Marketplus.id – Penyelenggaraan Kegiatan Literasi Digital di Jawa Timur I kali ini diselenggarakan di kabupaten/kota Kediri, (24/9).

Acara dipimpin oleh Moderator, Mirda Tri Aries Chandra, S.Pi., CPS®, dengan menghadirkan 4 narasumber yaitu Inayah Sri Wardhani, S.Psi., Yusuf Karomaini, Soni “ammho” Mongan, B.Sc. (Hons) Muhammad Yusuf Satria,MBA, MM. dan Anindito Wisnu Sampurno.

Pada acara kali ini, tema yang diangkat adalah “SAY NO TO OVERSHARING” dan masing-masing  narasumber berbicara dari sudut pandang empat pilar utama Literasi Digital.

Dengan jumlah 484 peserta, dapat dilihat antusiasme dari setiap peserta yang hadir pada acara hari ini, karena peserta seminar dan diskusi secara online yang hadir mempunyai kesempatan untuk bertanya kepada narasumber.

Salah satu pertanyaan yang ditujukan kepada narasumber Inayah Sri Wardhani, S.Psi. adalah Kebebasan berekspresi dan berpendapat merupakan bagian dari proses berdemokrasi di Indonesia. Namun, masyarakat perlu memiliki sikap kritis dalam menerima dan menyampaikan sebuah informasi. Banyaknya berita hoax di dunia digital menjadi tantangan di masyarakat untuk mencari sumber yang faktual agar tidak mudah termakan oleh  isu hoax dan ujaran kebencian yang beredar. Bagaimana mengendalikan diri supaya tidak langsung menyebar berita yang belum terbukti kebenarannya? Bagaimana cara mengecek berita tersebut hoax atau fakta? Dan bagaimana bila ingin mengajak orang untuk ikut menyudahi hoaks? Apakah hoax ini sudah menjadi budaya di tengah masyarakat sehingga susah untuk dikendalikan dan diminimalkan?

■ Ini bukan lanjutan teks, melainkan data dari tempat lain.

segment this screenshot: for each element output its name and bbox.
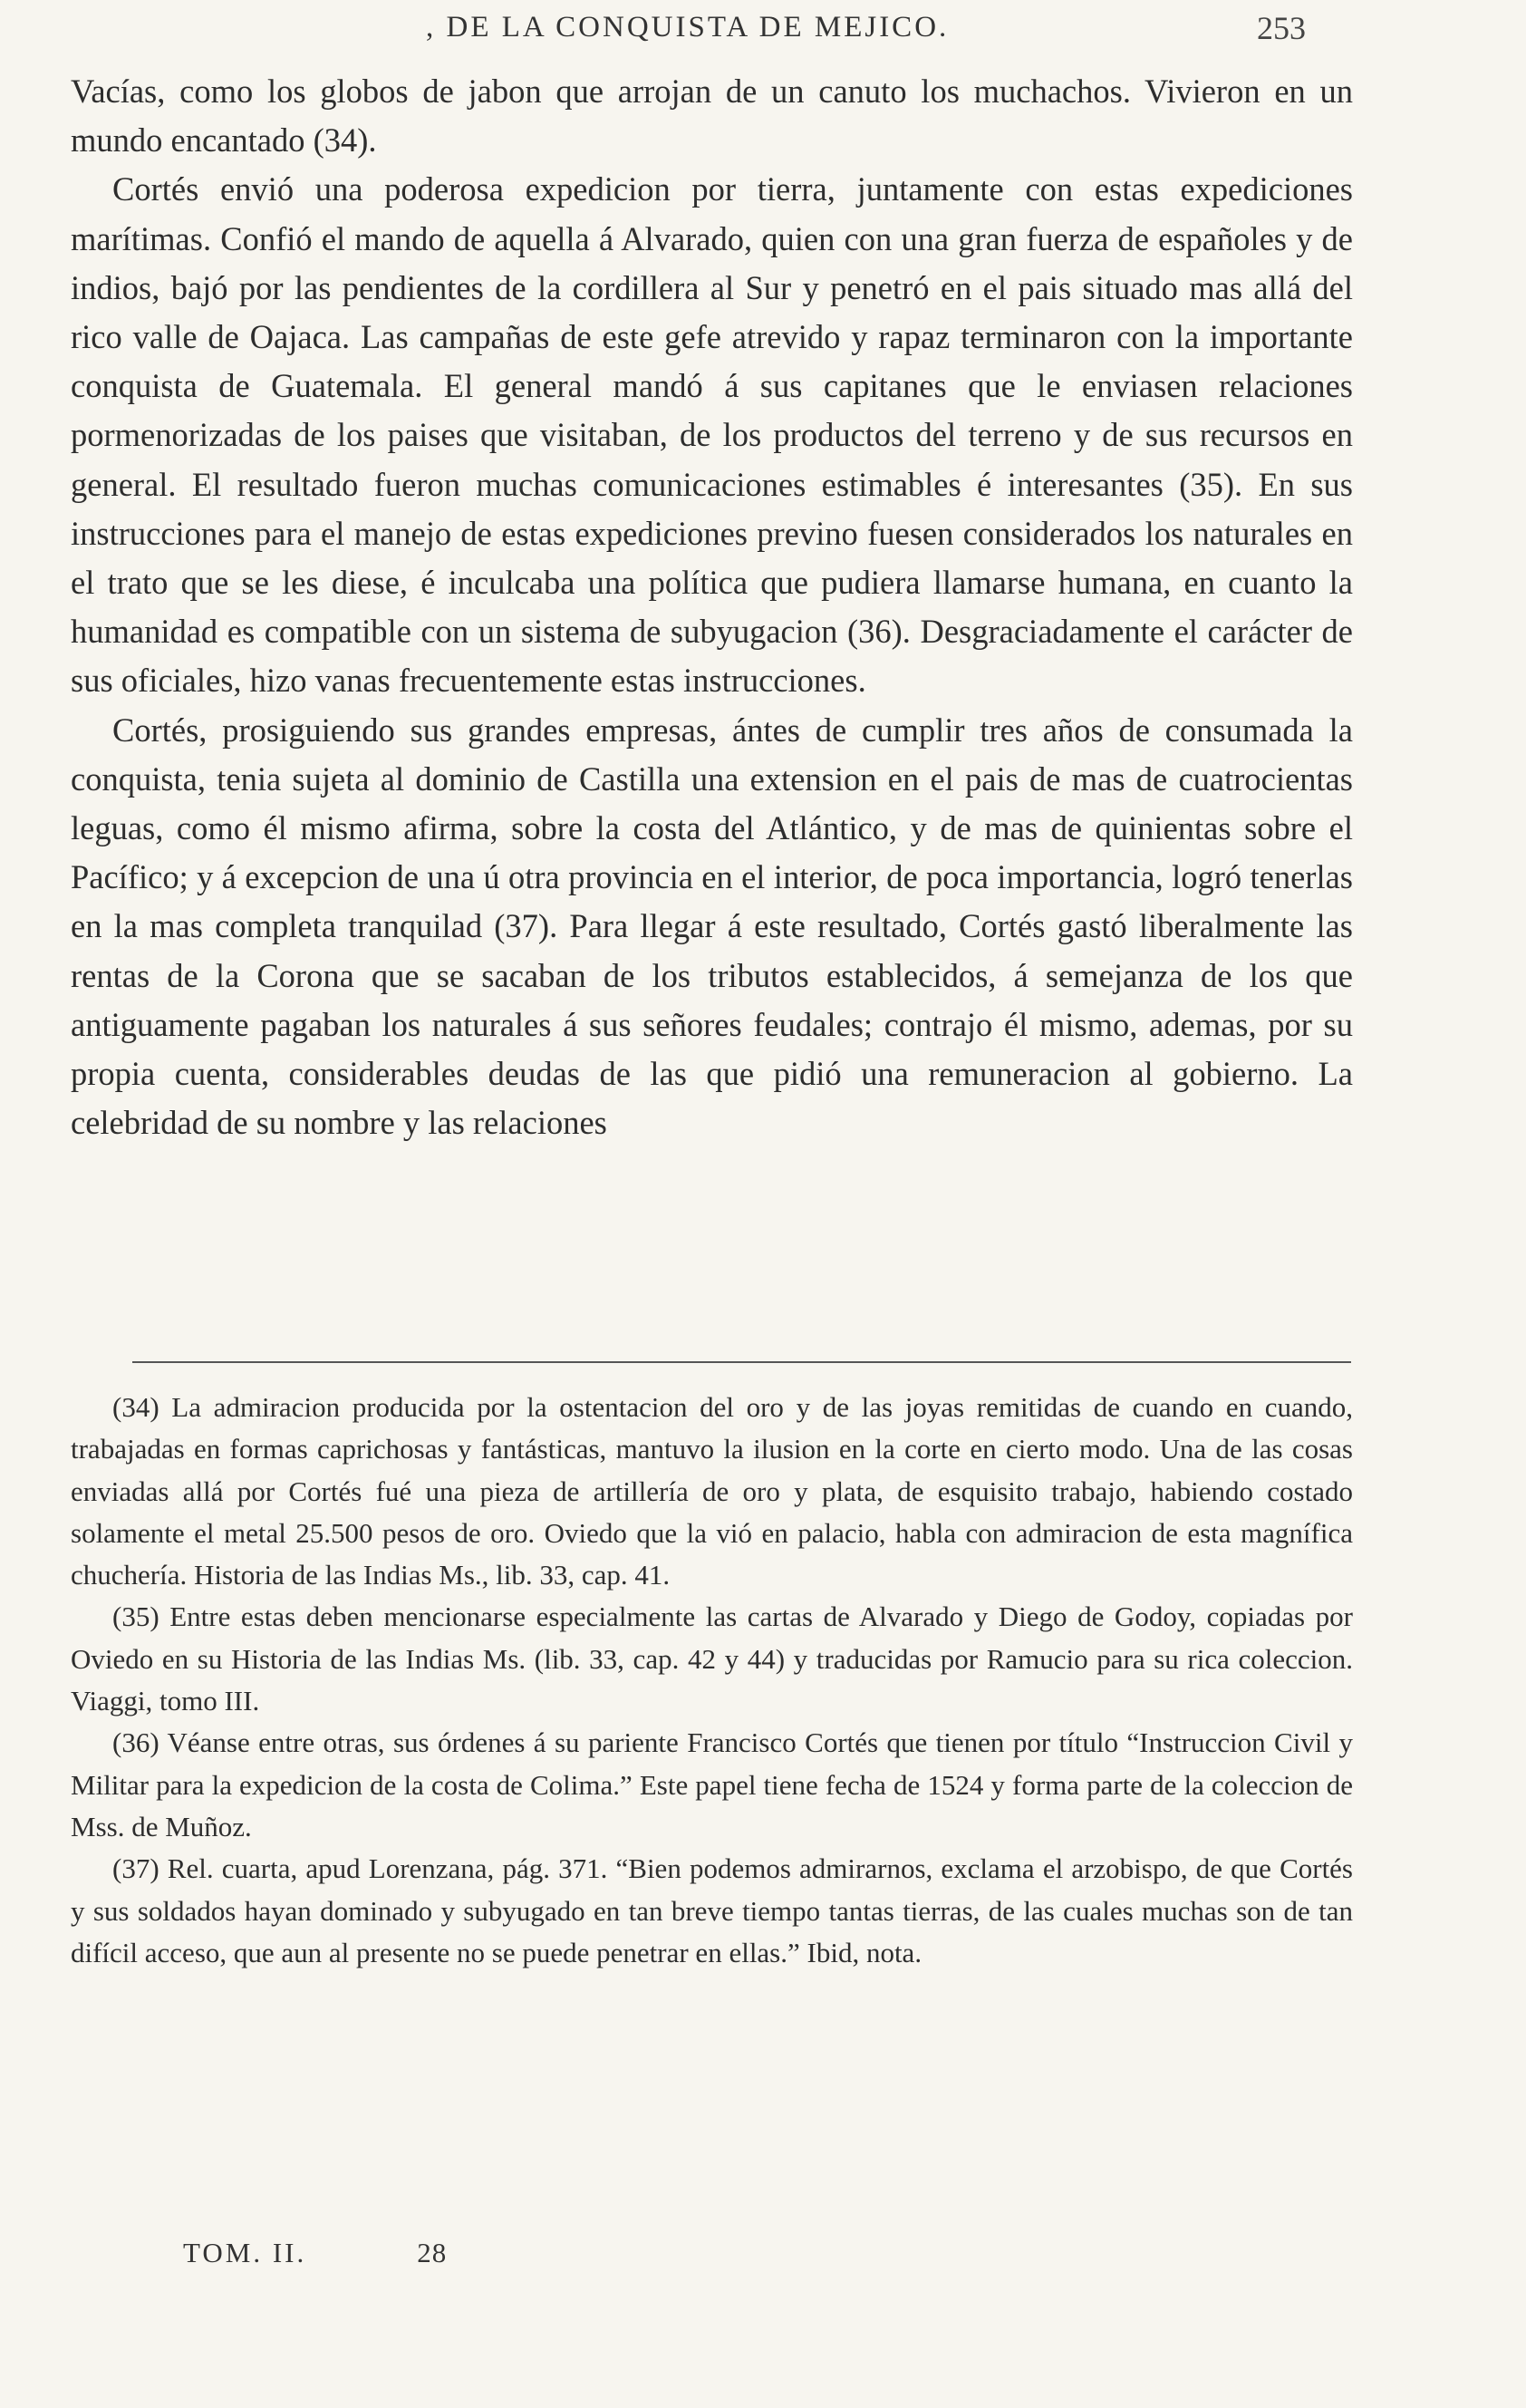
body-paragraph: Vacías, como los globos de jabon que arrojan de un canuto los muchachos. Vivieron en un mundo encantado (34).: [71, 73, 1353, 160]
footnote: (34) La admiracion producida por la ostentacion del oro y de las joyas remitidas de cuando en cuando, trabajadas en formas caprichosas y fantásticas, mantuvo la ilusion en la corte en cierto modo. Una de las cosas enviadas allá por Cortés fué una pieza de artillería de oro y plata, de esquisito trabajo, habiendo costado solamente el metal 25.500 pesos de oro. Oviedo que la vió en palacio, habla con admiracion de esta magnífica chuchería. Historia de las Indias Ms., lib. 33, cap. 41.: [71, 1391, 1353, 1591]
sheet-number: 28: [417, 2237, 448, 2268]
footnote-divider: [132, 1361, 1351, 1363]
footnotes: [71, 1387, 1353, 1974]
main-text: [71, 67, 1353, 1147]
footnote: (37) Rel. cuarta, apud Lorenzana, pág. 371. “Bien podemos admirarnos, exclama el arzobispo, de que Cortés y sus soldados hayan dominado y subyugado en tan breve tiempo tantas tierras, de las cuales muchas son de tan difícil acceso, que aun al presente no se puede penetrar en ellas.” Ibid, nota.: [71, 1852, 1353, 1968]
body-paragraph: Cortés, prosiguiendo sus grandes empresas, ántes de cumplir tres años de consumada la conquista, tenia sujeta al dominio de Castilla una extension en el pais de mas de cuatrocientas leguas, como él mismo afirma, sobre la costa del Atlántico, y de mas de quinientas sobre el Pacífico; y á excepcion de una ú otra provincia en el interior, de poca importancia, logró tenerlas en la mas completa tranquilad (37). Para llegar á este resultado, Cortés gastó liberalmente las rentas de la Corona que se sacaban de los tributos establecidos, á semejanza de los que antiguamente pagaban los naturales á sus señores feudales; contrajo él mismo, ademas, por su propia cuenta, considerables deudas de las que pidió una remuneracion al gobierno. La celebridad de su nombre y las relaciones: [71, 711, 1353, 1142]
volume-label: TOM. II.: [183, 2237, 307, 2268]
signature-mark: [183, 2237, 447, 2269]
footnote: (35) Entre estas deben mencionarse especialmente las cartas de Alvarado y Diego de Godoy, copiadas por Oviedo en su Historia de las Indias Ms. (lib. 33, cap. 42 y 44) y traducidas por Ramucio para su rica coleccion. Viaggi, tomo III.: [71, 1600, 1353, 1717]
footnote: (36) Véanse entre otras, sus órdenes á su pariente Francisco Cortés que tienen por título “Instruccion Civil y Militar para la expedicion de la costa de Colima.” Este papel tiene fecha de 1524 y forma parte de la coleccion de Mss. de Muñoz.: [71, 1726, 1353, 1842]
body-paragraph: Cortés envió una poderosa expedicion por tierra, juntamente con estas expediciones marítimas. Confió el mando de aquella á Alvarado, quien con una gran fuerza de españoles y de indios, bajó por las pendientes de la cordillera al Sur y penetró en el pais situado mas allá del rico valle de Oajaca. Las campañas de este gefe atrevido y rapaz terminaron con la importante conquista de Guatemala. El general mandó á sus capitanes que le enviasen relaciones pormenorizadas de los paises que visitaban, de los productos del terreno y de sus recursos en general. El resultado fueron muchas comunicaciones estimables é interesantes (35). En sus instrucciones para el manejo de estas expediciones previno fuesen considerados los naturales en el trato que se les diese, é inculcaba una política que pudiera llamarse humana, en cuanto la humanidad es compatible con un sistema de subyugacion (36). Desgraciadamente el carácter de sus oficiales, hizo vanas frecuentemente estas instrucciones.: [71, 170, 1353, 700]
page-number: 253: [1257, 10, 1306, 46]
running-head: , DE LA CONQUISTA DE MEJICO.: [426, 11, 950, 44]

Inayah Sri Wardhani mengatakan, “Saring, cek dulu sebelum sharing jangan asal menyebar berita. Ketika kita tidak tau benar atau tidak nya cek terlebih dahulu”.

Kementerian Komunikasi dan Informatika RI (Kemkominfo RI) menyelenggarakan 1.251 kegiatan Literasi Digital yang akan berlangsung selama 6 Mei – 6 Desember 2021 di 14 Kabupaten/Kota di Jawa Timur I. Kegiatan ini membahas empat pilar utama Literasi Digital ; Budaya Bermedia Digital (Digital Culture), Aman Bermedia (Digital Safety), Etis Bermedia Digital (Digital Ethics), dan Cakap Bermedia Digital (Digital Skills)”.

Kegiatan Literasi Digital ini bertujuan untuk mendukung percepatan transformasi digital, peningkatan kapasitas, awareness, dan diseminasi pemanfaatan teknologi digital agar masyarakat dapat memanfaatkan internet dengan benar dan bertanggung jawab  serta meningkatkan pengetahuan dan pemahaman akan potensi besar yang dimiliki Indonesia, sehingga masyarakat dapat memanfaatkan berbagai fasilitas dan fitur teknologi digital yang tersedia untuk menunjang bakat, ekonomi dan pekerjaannya. Literasi digital menjadi salah satu faktor penting yang menentukan kemajuan suatu bangsa.

Kemkominfo RI menargetkan 10.000.000 orang terliterasi digital pada tahun 2021, hingga tercapai 50 juta orang terliterasi digital pada tahun 2024.